Summary
We have had some problems with our application after the application pool started or recycled. When the application pool started or recycled under load it became completely frozen. Some information about our application:
- Couchbase SDK: CouchbaseNetClient 2.4.8 (at the time)
- .NET framework: .NET 4.6.1 (64-bit)
- Web framework: ASP.NET Core
- OS: Windows Server 2012 R2
- Web server: IIS/Kestrel
The application is an identity and access management application which handles over a million user authentications daily and is continually growing. This results in over 500 requests per second at peak times. We use a load balancer to share the load across multiple IIS web servers which in turn pass requests to the Kestrel process.
To determine what the problem was we analyzed our logging events (we use extensive logging of all dependent services, like Couchbase and SQL Server for example, using syslog messages) and made process dumps (which of course can be shared with you if requested) which we analyzed using WinDbg. We also asked Microsoft for help from an escalation engineer who also analyzed the dumps using WinDbg. I will describe the findings we made, what we did to prevent this and how we think it can be fixed permanently.
The problem
We use lazy initialization of the Couchbase Cluster and IBucket objects, which means that initialization happens upon first use instead of during application initialization. Upon first use a Cluster is created, which is stored and reused throughout the application lifetime, then OpenBucket is called. The resulting IBucket from the OpenBucket call is also stored and reused throughout the application lifetime. This logic is similar to the ClusterHelper logic.
When our application starts it immediately receives 100+ requests per second which mostly depend on Couchbase, thus running into the Couchbase initialization through calling OpenBucket (as the IBucket is not yet created and stored for later use). In OpenBucket a lock statement ensures that bucket initialization only happens once, so the first thread obtains the lock and the other threads must wait until it is released. The first thread starts initializing the bucket which will eventually call the UriExtensions.GetIpAddress method (as we use hostnames for our Couchbase nodes). Inside the UriExtensions.GetIpAddress method the asynchronous method Dns.GetHostEntryAsync is called and, because the calling method is not asynchronous, the Result property is used to obtain the resulting host entry. This is where it starts to go south.
The resulting task from the Dns.GetHostEntryAsync method, although called in a synchronous context, needs another thread to execute on. Because the thread pool is just fresh and still growing, all threads are in use and waiting for the lock inside the OpenBucket method. Currently there is no thread to execute the Dns.GetHostEntryAsync task. Every time the thread pool decides to expand the available threads, all newly available threads are immediately used by Kestrel for executing other queued requests. These new threads will also run into bucket initialization eventually and end up waiting for the lock statement inside the OpenBucket method. The result is an application which is completely locked.
Possible fixes
We have made a temporary fix in a wrapper method around the OpenBucket method which uses a SemaphoreSlim for locking during bucket initialization (which of course also can be shared with you if requested). Because our application is mostly asynchronous we can use the SemaphoreSlim.WaitAsync method which, when used in an asynchronous context, will return the waiting thread to the thread pool while waiting for the lock. Because these threads are returned to the thread pool there is an available thread for executing the task from the Dns.GetHostEntryAsync method.

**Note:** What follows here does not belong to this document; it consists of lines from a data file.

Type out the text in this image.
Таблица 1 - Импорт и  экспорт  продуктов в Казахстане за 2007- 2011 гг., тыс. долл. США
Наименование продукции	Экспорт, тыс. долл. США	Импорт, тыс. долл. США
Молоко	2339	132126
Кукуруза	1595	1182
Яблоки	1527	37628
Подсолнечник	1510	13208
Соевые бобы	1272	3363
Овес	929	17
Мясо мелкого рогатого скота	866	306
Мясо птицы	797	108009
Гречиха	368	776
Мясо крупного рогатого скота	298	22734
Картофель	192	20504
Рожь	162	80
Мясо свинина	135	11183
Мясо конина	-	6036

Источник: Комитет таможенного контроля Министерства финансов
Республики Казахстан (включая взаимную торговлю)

As said, this is just a temporary fix. The real fix would be to use the synchronous Dns.GetHostEntry method, but this method is only available in .NET Standard 2.0 and above which would result in another target framework. Another approach would be to make bucket initialization asynchronous all the way by providing an OpenBucketAsync method. Pull request NCBC-1549 by @dlemstra, a colleague, is a first step towards providing the asynchronous creation of buckets and contains essentially the fix we made in our wrapper method mentioned earlier.
This would fix the problem in asynchronous contexts, but doesn’t prevent that the Dns.GetHostEntryAsync method has to be used in the synchronous OpenBucket method. It seems that the use of asynchronous methods in a synchronous context happens quite a lot in the CouchbaseNetClient library, but Dns.GetHostEntryAsync is the only one that has given us serious trouble (until now…).